The battle of the swinging batons is finally over. In summer 2018 came the news that the composer and conductor Leonard Bernstein had been caught in an unlikely tug-of-war between two of Hollywood’s leading actors, Jake Gyllenhaal and Bradley Cooper, both vying to play him in high-profile biopics.
Gyllenhaal was going to team up with the director Cary Fukunaga, who ended up taking charge of the next Bond film instead, but Cooper then swooped in with his own project, backed by would-be producers Steven Spielberg and Martin Scorsese. The Bernstein estate got behind Cooper and gave him the rights to Bernstein’s music.
Now this as-yet-untitled biopic has been picked up by Netflix. Cooper will star, direct and co-produce (he has only co-written the script, with the Spotlight writer Josh Singer) and production is expected to begin early next year. Netflix says the film will be mostly about Bernstein’s relationship with his wife, Felicia Montealegre.
That’s probably just as well. Cooper showed impressive musical chops in A Star is Born and last year spent an evening in the pit of the Metropolitan Opera in New York watching the company’s music director at work. However, scenes of his Lenny pretending to conduct Mahler or notating crotchets in the early drafts of Wonderful Town might not have that Oscar zing.
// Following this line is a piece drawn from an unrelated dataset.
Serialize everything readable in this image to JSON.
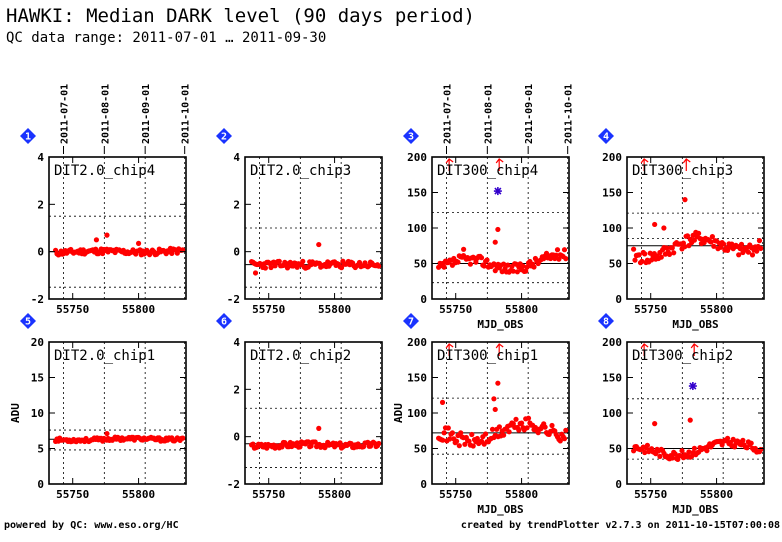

Still, charting Bernstein’s marriage will be complicated too. He was bisexual and in the 1970s separated from Montealegre and moved in with a young music producer, Tom Cothran. Eventually he reconciled with Montealegre, nursing her before she died. As Bernstein’s daughter, Jamie, has written, the conductor’s final decade without her was an unhappy cocktail of addictions (to drink, pills and sex), illness and professional bitterness. “I am only going to be remembered as the man who wrote West Side Story,” he said. As Spielberg’s new film version of that musical comes to the cinemas late this year, perhaps Cooper’s biopic will tell the rest of the story.